In the middle of the next February. Hubby rigged the kitty condo up with a cord attached to the door and drilled a hole in the window casing of the kitchen. I began to feed mom in there and after a few days of this, we snapped the door shut with a bang! Goldie was the most unhappy cat I have seen in my whole life. I wondered at that point, if I had done her any favor, she was in such distress. I realized that she was not just fat - but that she was pregnant. Unable to work with her at all, we developed a respectful, but distant relationship of food and warmth - all within the confines of the condo.
It was March 29th of this year, and I got a frantic call from home! Goldie was in labor and was delivering kittens! I left work and came home. In looking back at it, I wonder why I was so concerned she didn't know what to do! After all this was her 3rd litter that I knew of! By 7 PM that evening there were 5 more beautiful creatures residing in my home, and momma was purring and sleeping with her brood.
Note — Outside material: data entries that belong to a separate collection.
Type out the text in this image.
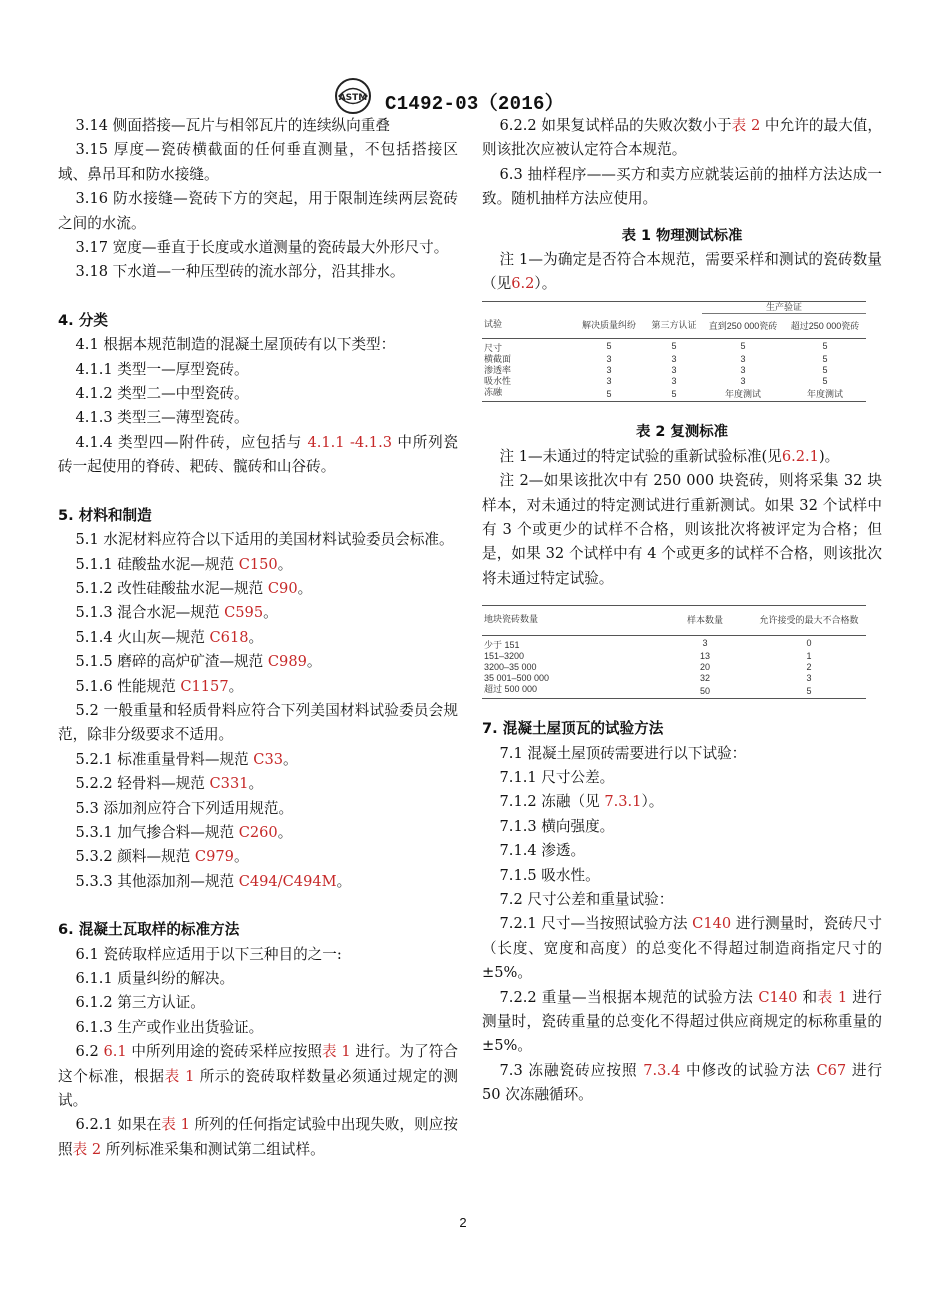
ASTM C1492-03（2016）

3.14 侧面搭接—瓦片与相邻瓦片的连续纵向重叠

3.15 厚度—瓷砖横截面的任何垂直测量，不包括搭接区域、鼻吊耳和防水接缝。

3.16 防水接缝—瓷砖下方的突起，用于限制连续两层瓷砖之间的水流。

3.17 宽度—垂直于长度或水道测量的瓷砖最大外形尺寸。

3.18 下水道—一种压型砖的流水部分，沿其排水。

4. 分类

4.1 根据本规范制造的混凝土屋顶砖有以下类型：

4.1.1 类型一—厚型瓷砖。

4.1.2 类型二—中型瓷砖。

4.1.3 类型三—薄型瓷砖。

4.1.4 类型四—附件砖，应包括与 4.1.1 -4.1.3 中所列瓷砖一起使用的脊砖、耙砖、髋砖和山谷砖。

5. 材料和制造

5.1 水泥材料应符合以下适用的美国材料试验委员会标准。

5.1.1 硅酸盐水泥—规范 C150。

5.1.2 改性硅酸盐水泥—规范 C90。

5.1.3 混合水泥—规范 C595。

5.1.4 火山灰—规范 C618。

5.1.5 磨碎的高炉矿渣—规范 C989。

5.1.6 性能规范 C1157。

5.2 一般重量和轻质骨料应符合下列美国材料试验委员会规范，除非分级要求不适用。

5.2.1 标准重量骨料—规范 C33。

5.2.2 轻骨料—规范 C331。

5.3 添加剂应符合下列适用规范。

5.3.1 加气掺合料—规范 C260。

5.3.2 颜料—规范 C979。

5.3.3 其他添加剂—规范 C494/C494M。

6. 混凝土瓦取样的标准方法

6.1 瓷砖取样应适用于以下三种目的之一:

6.1.1 质量纠纷的解决。

6.1.2 第三方认证。

6.1.3 生产或作业出货验证。

6.2 6.1 中所列用途的瓷砖采样应按照表 1 进行。为了符合这个标准，根据表 1 所示的瓷砖取样数量必须通过规定的测试。

6.2.1 如果在表 1 所列的任何指定试验中出现失败，则应按照表 2 所列标准采集和测试第二组试样。

6.2.2 如果复试样品的失败次数小于表 2 中允许的最大值，则该批次应被认定符合本规范。

6.3 抽样程序——买方和卖方应就装运前的抽样方法达成一致。随机抽样方法应使用。

表 1 物理测试标准

注 1—为确定是否符合本规范，需要采样和测试的瓷砖数量（见6.2）。

			生产验证	
试验	解决质量纠纷	第三方认证	直到250 000瓷砖	超过250 000瓷砖
尺寸	5	5	5	5
横截面	3	3	3	5
渗透率	3	3	3	5
吸水性	3	3	3	5
冻融	5	5	年度测试	年度测试
表 2 复测标准

注 1—未通过的特定试验的重新试验标准(见6.2.1)。

注 2—如果该批次中有 250 000 块瓷砖，则将采集 32 块样本，对未通过的特定测试进行重新测试。如果 32 个试样中有 3 个或更少的试样不合格，则该批次将被评定为合格；但是，如果 32 个试样中有 4 个或更多的试样不合格，则该批次将未通过特定试验。

地块瓷砖数量	样本数量	允许接受的最大不合格数
少于 151	3	0
151–3200	13	1
3200–35 000	20	2
35 001–500 000	32	3
超过 500 000	50	5
7. 混凝土屋顶瓦的试验方法

7.1 混凝土屋顶砖需要进行以下试验：

7.1.1 尺寸公差。

7.1.2 冻融（见 7.3.1）。

7.1.3 横向强度。

7.1.4 渗透。

7.1.5 吸水性。

7.2 尺寸公差和重量试验：

7.2.1 尺寸—当按照试验方法 C140 进行测量时，瓷砖尺寸（长度、宽度和高度）的总变化不得超过制造商指定尺寸的±5%。

7.2.2 重量—当根据本规范的试验方法 C140 和表 1 进行测量时，瓷砖重量的总变化不得超过供应商规定的标称重量的±5%。

7.3 冻融瓷砖应按照 7.3.4 中修改的试验方法 C67 进行 50 次冻融循环。

2
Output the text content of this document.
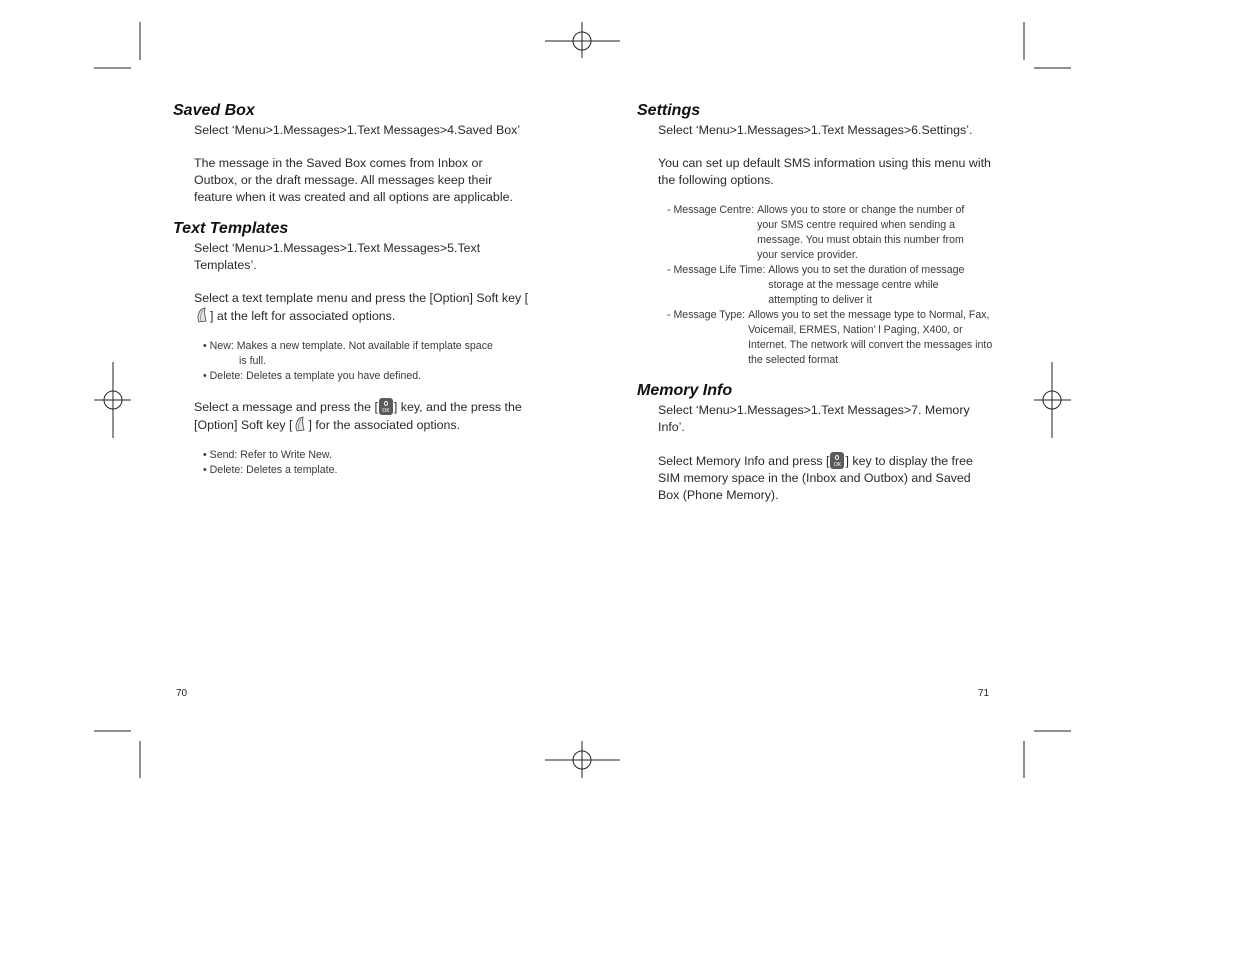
Saved Box

Select ‘Menu>1.Messages>1.Text Messages>4.Saved Box’

The message in the Saved Box comes from Inbox or Outbox, or the draft message. All messages keep their feature when it was created and all options are applicable.

Text Templates

Select ‘Menu>1.Messages>1.Text Messages>5.Text Templates’.

Select a text template menu and press the [Option] Soft key [] at the left for associated options.

• New: Makes a new template. Not available if template space
is full.
• Delete: Deletes a template you have defined.

Select a message and press the [ OK ] key, and the press the [Option] Soft key [ ] for the associated options.

• Send: Refer to Write New.
• Delete: Deletes a template.
70
Settings

Select ‘Menu>1.Messages>1.Text Messages>6.Settings’.

You can set up default SMS information using this menu with the following options.

- Message Centre: Allows you to store or change the number of your SMS centre required when sending a message. You must obtain this number from your service provider.
- Message Life Time: Allows you to set the duration of message storage at the message centre while attempting to deliver it
- Message Type: Allows you to set the message type to Normal, Fax, Voicemail, ERMES, Nation’ l Paging, X400, or Internet. The network will convert the messages into the selected format
Memory Info

Select ‘Menu>1.Messages>1.Text Messages>7. Memory Info’.

Select Memory Info and press [ OK ] key to display the free SIM memory space in the (Inbox and Outbox) and Saved Box (Phone Memory).

71
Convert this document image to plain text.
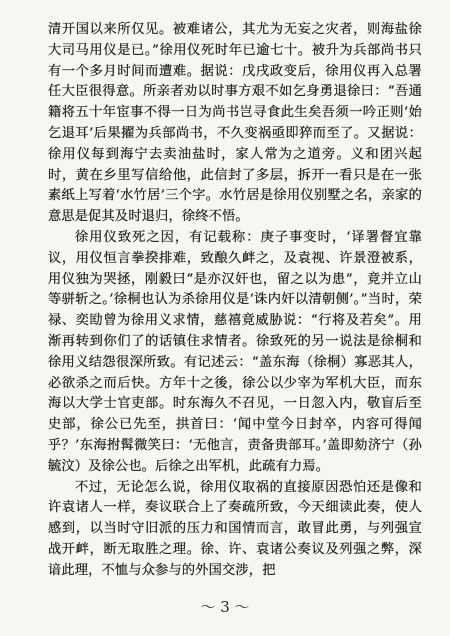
清开国以来所仅见。被难诸公，其尤为无妄之灾者，则海盐徐大司马用仪是已。”徐用仪死时年已逾七十。被升为兵部尚书只有一个多月时间而遭难。据说：戊戌政变后，徐用仪再入总署任大臣很得意。所亲者劝以时事方艰不如乞身勇退徐曰：“吾通籍将五十年宦事不得一日为尚书岂寻食此生矣吾须一吟正则‘始乞退耳’后果擢为兵部尚书，不久变祸亟即猝而至了。又据说：徐用仪每到海宁去卖油盐时，家人常为之道旁。义和团兴起时，黄在乡里写信给他，此信封了多层，拆开一看只是在一张素纸上写着‘水竹居’三个字。水竹居是徐用仪别墅之名，亲家的意思是促其及时退归，徐终不悟。

徐用仪致死之因，有记载称：庚子事变时，‘译署督宜靠议，用仪恒言拳揆排难，致酿久衅之，及袁视、许景澄被系，用仪独为哭拯，刚毅曰“是亦汉奸也，留之以为患”，竟并立山等骈斩之。’徐桐也认为杀徐用仪是‘诛内奸以清朝侧’。”当时，荣禄、奕劻曾为徐用义求情，慈禧竟威胁说：“行将及若矣”。用渐再转到你们了的话镇住求情者。徐致死的另一说法是徐桐和徐用义结怨很深所致。有记述云：“盖东海（徐桐）寡恶其人，必欲杀之而后快。方年十之後，徐公以少宰为军机大臣，而东海以大学士官吏部。时东海久不召见，一日忽入内，敬盲后至史部，徐公已先至，拱首曰：‘闻中堂今日封卒，内容可得闻乎？’东海拊髯微笑曰：‘无他言，责备贵部耳。’盖即劾济宁（孙毓汶）及徐公也。后徐之出军机，此疏有力焉。

不过，无论怎么说，徐用仪取祸的直接原因恐怕还是像和许袁诸人一样，奏议联合上了奏疏所致，今天细读此奏，使人感到，以当时守旧派的压力和国情而言，敢冒此勇，与列强宣战开衅，断无取胜之理。徐、许、袁诸公奏议及列强之弊，深谙此理，不恤与众参与的外国交涉，把

～ 3 ～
My thoughts went back to her other litters born without human contact and attention and I cried because I marveled at her ability to do this alone.
After all of her babies were weaned and placed in loving homes, I contacted my friends at the SPCA. Hubby and I had a battle on our hands but Goldie was plucked from the condo and placed into a carrier. All the weeks of ear scritches went down the drain at that point! Goldie was spayed and returned home the next afternoon. She spent 3 more days in the comfort of her condo, and then I left the door open . She laid in there for about 6 hours looking around and wondering what to do. Goldie crept out of that condo, and has not looked back. She spends her days as she likes - with two of her children, Ripley and Smudge.
Goldie actually let me pet her the other night behind the ears. It was for only aobut 10 seconds, but it seemed a lifetime to me.
This feral friend has taught me much about life. She reminds me how to be independant, but to accept a kind hand. She has reminded me that our children are the most important things to care about. And most of all, she has reminded me that love has no conditions, or rules.
Thank you Goldie for coming into our lives. We have now come full circle.